Here is where the salesmanship began. Finishing lunch, Lily proposed that we go to nearby Target for Louis’ treats. “That’s where my mom gets food for our dogs.” She got permission, by providing a highly credible source we both know and love: her mom, my daughter.
Once at Target with dog treats secured, Lily offered, “There is something else I’d like to show you.” She leveraged her successful recommendation on Target, to gain a deeper level of permission to show me a pair of shoes she had been eyeing.
Now at the footwear department in Target, she showed me the shoes she desired and appealed first to my, not her, practical buying criteria. “They are the perfect size”, she exclaimed. “Look”, she said, “there is room to grow!” Good salespeople always understand the buyer’s criteria and address them up front. Her presentation was enthusiastic and engaging.
Needless to say, Lily won the shoes. When her mom picked her up later that day, I learned that this was Lily’s third pitch on the shoes. She had previously failed with both her mom and her grand mom. This illustrates the most desirable, native talent in salespeople: persistence.

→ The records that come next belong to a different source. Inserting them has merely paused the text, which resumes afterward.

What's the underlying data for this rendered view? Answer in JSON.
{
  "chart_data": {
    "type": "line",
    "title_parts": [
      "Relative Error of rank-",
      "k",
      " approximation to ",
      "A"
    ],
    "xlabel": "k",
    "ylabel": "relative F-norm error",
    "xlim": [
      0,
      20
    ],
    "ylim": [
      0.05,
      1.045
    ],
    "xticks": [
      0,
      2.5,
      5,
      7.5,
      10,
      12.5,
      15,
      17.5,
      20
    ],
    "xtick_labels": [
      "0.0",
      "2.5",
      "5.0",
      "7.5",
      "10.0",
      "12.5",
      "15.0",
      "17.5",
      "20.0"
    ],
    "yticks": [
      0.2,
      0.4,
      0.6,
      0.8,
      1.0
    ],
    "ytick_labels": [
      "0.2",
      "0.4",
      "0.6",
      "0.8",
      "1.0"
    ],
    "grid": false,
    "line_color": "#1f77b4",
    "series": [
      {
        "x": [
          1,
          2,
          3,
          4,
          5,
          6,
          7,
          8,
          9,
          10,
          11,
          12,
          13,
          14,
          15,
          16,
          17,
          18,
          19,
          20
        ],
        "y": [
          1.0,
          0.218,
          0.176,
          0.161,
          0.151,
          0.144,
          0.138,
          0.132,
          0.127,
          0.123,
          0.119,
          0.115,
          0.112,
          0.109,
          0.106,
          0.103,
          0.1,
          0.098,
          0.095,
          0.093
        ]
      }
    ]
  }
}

Here are the sales lessons Lily demonstrated:
1. Get permission using a credible reference
2. Leverage that permission
3. Understand and appeal to the buyer’s criteria
4. Make an enthusiastic presentation
5. Be persistent
This is not a comprehensive overview of what we need to do to succeed in sales. For that matter, Fulghum’s essays did not pretend to cover everything we need to do to live happy, fulfilling lives. Hopefully, though, they serve as fun reminders for both.